We recently indulged in a three day food tour in southern France.
For planning, I wanted to avoid all of the Michelin craziness. Blindly trusting in the guide impressed me as a superficial way to avoid doing one’s own research for good cooking, but how else to proceed? We had no network and we do not even speak French.
The best starting point turned out to be published traveler’s journals, especially involving food. However, these books, being books, were dated. So much of travel writing is now being blogged on line. But a travel book is more reliable because it had to be accepted by a publisher and their editors, so there was an evaluation of an author’s credibility prior to publishing. There is no such referee process for anyone wanting to blog on line; credibility and expertise are often lacking, of late. The ‘happy medium’ consisted of listing the farms, cafes, other establishments, and the chefs that all contributed to the storied meals of the recent past and then using the internet to find out if each contributor was still contributing. In most cases establishments had ceased operation or the chefs moved on or, sadly, had died.
In many cases it was easy to find the menus of current establishments online, which filled in one important datum of what I wanted to know. To evaluate service, reliability and attitude required the use of Yelp, Tripadvisor and online reservation web sites, such as thefork.com.
Tripadvisor is a good example of a huge universe of uninformed opinion studded with pearls of expertise. (I am neither uninformed nor expert, and so it is important for me to have access to sincere, credible and knowledgeable critics.) To use Tripadvisor, I found it necessary to review the reviewers. All of us have read a one-star review (“I couldn’t give no stars, but if I could…”) by someone who amplifies an insignificant slight or someone who suffers a true inconvenience that is guaranteed not to be a problem for most of us (“We showed up [at a formal dining room] with our six-month-old twins and they wouldn’t let us in…”). As one might expect, reviews of French eating establishments were most credible from French reviewers. I am thankful for online translators, though sometimes they can be next-to-useless. Reviews from Londoners and most of the United States tended to be Pollyanna-ish and hardly credible. Forgive my profiling, but they were usually not consistent with reviews from native critics. Then there is the meta-analysis: in any given city, there are restaurants with over a thousand reviews on TA and those with less than fifty, and both of these establishments can lie within the ‘top ten’. Since TA is predicated on travelers and not necessarily on chowhounds, a robust familiarity of TA reviewers with an establishment may means that it has been loved to death. I avoided any place with too many reviews. We all think that our fellow travelers are very nice taken individually but insufferable in the aggregate. Otherwise, why would we avoid tourist venues? Please do not get me wrong, there are quite a few popular roadside-dive establishments that are on my must-detour-to list, but this was not our agenda for the south of France. The ‘numbers profile’ also says something about a restaurant’s reliability. For the same overall score of, say, four and one-half stars, we would all be more comfortable with an establishment that racked up an equal number of credible five- and four-star reviews, than we would be with one that was top-loaded with five star reviews but also had a significant number of three, two and one star comments. Careful reading can usually elaborate the defects in service, attitude and reliability.

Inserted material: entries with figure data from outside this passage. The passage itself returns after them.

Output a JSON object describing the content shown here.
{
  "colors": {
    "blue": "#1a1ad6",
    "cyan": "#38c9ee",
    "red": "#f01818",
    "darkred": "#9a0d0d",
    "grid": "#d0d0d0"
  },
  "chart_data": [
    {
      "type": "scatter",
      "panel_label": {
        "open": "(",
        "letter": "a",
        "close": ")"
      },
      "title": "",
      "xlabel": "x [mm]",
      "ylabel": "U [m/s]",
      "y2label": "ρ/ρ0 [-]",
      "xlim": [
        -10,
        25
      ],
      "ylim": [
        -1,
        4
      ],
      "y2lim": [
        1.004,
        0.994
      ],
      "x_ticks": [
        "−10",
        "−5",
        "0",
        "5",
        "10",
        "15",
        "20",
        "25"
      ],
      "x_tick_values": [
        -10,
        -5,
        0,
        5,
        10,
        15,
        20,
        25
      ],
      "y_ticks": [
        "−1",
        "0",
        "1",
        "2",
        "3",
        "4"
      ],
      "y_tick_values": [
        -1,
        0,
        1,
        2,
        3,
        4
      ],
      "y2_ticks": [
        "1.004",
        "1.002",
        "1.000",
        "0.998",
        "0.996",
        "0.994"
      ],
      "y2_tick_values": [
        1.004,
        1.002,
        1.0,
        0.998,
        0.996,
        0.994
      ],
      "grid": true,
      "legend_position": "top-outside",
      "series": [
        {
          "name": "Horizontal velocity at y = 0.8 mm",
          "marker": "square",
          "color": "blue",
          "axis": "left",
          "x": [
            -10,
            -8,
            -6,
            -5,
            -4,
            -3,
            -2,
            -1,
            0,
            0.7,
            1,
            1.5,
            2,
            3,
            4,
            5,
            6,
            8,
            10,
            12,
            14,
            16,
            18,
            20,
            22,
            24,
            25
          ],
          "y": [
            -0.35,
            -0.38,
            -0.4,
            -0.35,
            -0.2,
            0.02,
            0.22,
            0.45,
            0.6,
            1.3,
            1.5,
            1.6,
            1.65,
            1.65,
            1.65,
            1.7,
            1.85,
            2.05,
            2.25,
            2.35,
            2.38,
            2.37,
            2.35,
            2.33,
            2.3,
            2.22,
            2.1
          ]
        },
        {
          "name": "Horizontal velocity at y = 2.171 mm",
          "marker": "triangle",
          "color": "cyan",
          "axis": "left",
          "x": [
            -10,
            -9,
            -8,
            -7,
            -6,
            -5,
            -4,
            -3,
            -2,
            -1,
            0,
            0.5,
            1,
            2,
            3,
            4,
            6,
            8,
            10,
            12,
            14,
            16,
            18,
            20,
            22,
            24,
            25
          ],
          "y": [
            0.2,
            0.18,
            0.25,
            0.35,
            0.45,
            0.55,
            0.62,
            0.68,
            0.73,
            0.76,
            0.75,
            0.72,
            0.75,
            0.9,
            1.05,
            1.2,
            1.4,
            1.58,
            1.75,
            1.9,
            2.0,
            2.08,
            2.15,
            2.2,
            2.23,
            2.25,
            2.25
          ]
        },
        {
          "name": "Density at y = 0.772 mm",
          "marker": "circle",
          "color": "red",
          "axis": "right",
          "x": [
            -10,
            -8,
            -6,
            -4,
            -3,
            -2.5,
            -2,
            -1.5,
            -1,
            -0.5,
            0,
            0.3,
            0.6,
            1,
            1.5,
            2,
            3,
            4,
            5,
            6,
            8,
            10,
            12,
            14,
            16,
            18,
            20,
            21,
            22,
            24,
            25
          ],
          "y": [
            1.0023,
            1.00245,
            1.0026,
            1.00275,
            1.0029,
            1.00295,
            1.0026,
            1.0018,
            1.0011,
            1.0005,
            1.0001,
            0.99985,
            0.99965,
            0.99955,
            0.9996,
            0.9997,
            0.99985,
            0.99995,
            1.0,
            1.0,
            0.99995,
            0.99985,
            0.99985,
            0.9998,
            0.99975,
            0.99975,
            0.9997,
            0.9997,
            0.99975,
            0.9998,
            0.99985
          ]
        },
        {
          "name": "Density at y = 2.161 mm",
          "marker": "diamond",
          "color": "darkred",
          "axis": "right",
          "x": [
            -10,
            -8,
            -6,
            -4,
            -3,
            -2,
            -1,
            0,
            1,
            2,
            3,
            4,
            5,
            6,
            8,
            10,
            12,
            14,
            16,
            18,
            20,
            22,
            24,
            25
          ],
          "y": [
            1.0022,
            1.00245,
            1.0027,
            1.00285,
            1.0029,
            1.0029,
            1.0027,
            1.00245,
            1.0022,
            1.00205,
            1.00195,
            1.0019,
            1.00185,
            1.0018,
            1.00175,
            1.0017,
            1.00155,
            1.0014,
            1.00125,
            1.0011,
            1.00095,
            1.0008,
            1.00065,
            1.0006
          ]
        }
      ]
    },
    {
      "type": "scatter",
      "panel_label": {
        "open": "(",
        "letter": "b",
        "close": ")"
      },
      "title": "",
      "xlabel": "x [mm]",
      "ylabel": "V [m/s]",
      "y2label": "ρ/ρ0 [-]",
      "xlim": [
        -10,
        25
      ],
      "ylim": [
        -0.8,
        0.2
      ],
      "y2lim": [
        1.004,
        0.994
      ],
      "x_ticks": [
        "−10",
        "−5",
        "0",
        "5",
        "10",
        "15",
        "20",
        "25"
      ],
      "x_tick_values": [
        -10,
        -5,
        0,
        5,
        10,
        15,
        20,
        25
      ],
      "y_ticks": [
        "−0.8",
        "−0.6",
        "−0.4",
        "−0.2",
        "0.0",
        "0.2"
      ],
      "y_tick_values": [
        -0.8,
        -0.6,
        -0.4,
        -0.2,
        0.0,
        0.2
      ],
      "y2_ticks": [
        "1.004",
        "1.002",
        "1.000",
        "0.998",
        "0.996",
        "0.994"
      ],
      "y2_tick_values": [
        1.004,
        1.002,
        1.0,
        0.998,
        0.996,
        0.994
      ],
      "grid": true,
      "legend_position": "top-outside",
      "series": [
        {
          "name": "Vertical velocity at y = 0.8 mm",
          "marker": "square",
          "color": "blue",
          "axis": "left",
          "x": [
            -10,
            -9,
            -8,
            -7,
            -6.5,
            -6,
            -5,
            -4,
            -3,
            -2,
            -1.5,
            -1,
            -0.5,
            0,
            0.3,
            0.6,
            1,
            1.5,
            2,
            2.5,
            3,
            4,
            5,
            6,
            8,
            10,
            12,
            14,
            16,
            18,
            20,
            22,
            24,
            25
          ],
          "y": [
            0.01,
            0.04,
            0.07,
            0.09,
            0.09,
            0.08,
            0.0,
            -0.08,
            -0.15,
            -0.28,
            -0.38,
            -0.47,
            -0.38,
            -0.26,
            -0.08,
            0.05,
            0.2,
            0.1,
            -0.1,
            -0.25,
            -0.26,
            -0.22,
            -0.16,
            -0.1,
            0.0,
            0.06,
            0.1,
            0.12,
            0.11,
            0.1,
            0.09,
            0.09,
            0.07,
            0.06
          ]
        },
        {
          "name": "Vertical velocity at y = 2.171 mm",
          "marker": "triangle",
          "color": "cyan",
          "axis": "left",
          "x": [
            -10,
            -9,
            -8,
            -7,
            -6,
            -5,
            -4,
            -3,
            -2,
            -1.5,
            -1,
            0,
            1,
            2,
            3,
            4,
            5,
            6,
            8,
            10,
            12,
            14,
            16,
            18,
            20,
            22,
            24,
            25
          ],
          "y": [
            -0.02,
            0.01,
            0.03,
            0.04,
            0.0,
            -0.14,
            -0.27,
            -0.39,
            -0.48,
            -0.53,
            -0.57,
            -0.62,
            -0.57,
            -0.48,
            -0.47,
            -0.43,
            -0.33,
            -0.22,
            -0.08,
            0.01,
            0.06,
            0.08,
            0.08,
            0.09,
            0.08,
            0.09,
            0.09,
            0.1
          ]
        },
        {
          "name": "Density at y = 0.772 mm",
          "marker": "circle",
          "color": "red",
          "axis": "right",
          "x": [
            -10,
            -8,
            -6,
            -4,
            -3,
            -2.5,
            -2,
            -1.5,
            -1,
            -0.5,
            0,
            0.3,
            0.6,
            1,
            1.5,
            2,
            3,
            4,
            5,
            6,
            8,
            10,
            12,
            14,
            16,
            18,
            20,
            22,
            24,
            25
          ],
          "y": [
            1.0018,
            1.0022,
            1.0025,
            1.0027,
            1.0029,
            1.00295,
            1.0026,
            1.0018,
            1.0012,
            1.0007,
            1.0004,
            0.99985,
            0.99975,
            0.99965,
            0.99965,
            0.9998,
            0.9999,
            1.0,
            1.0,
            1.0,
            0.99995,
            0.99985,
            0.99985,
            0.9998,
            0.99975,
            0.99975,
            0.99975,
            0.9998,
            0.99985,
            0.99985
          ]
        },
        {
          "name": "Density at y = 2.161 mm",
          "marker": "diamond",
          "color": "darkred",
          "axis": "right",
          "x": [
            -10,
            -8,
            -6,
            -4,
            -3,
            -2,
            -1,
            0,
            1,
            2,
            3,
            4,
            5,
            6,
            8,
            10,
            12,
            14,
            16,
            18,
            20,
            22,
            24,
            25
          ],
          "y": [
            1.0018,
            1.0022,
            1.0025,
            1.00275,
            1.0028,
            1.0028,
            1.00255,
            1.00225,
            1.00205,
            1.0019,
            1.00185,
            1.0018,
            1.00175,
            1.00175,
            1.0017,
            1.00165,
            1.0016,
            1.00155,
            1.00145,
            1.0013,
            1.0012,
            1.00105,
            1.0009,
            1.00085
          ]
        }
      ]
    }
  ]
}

Having used travel journals reevaluated with recent on line reviews, we came up with four restaurants that we felt were not unduly basking in the glow from Michelin stars and that were as close to rock-solid reliable as we could determine from four thousand miles and one language away. Not to keep you in suspense, these were the following:
La Bastide St. Antoine, Grasse
Les Jardin des Sens, Montpellier
S Comm, Palaja, Carcassonne
Lest you think that ‘everyone should try these’ or ‘why did they settle on these four that are hundreds of kilometers apart?’ it must be said that our decisions were affected by our personal preferences and what was available for the winter menus during the first week in March.
One evaluation that we unfortunately did not make until all of our travel arrangements were set was to find out the hours and availability of the establishments. This should be done at the same time as deciding upon the menu and the reliability. We did not do this and so we had some marathon driving to do in order to enjoy the meals that we had set for ourselves. We enjoyed ourselves in spite of a tight schedule.
Our favorite experience on the list was at S Comm, the most casual and off-the radar of all of our choices. We wanted to eat provincially in the Provinces, which is why we avoided Paris, and why I ordered cassoulet at S Comm in Carcassonne; it was an epiphany.
Our overall favorite meal was not even on our list. Having arrived in conservative Spain/southern France on a Sunday, we knew that very few places would be open for lunch, let alone the kind of small chef- or family-owned and run places that attract our attention. When lunchtime hunger finally pulled us off the road, it was in Narbonne. We had no idea where we would go or what we would find for lunch; we even had trouble finding the city center. We finally drove by a promising looking place that seemed to be open, judging by the cars parked nearby. This godsend happened to be La Table Saint Crescent. We had the most wonderful three course Sunday lunch. Serendipity trumps preparation. The telling of it would require its own post. I think you would enjoy googling these places on line more than wading through my amateurish description of our meals.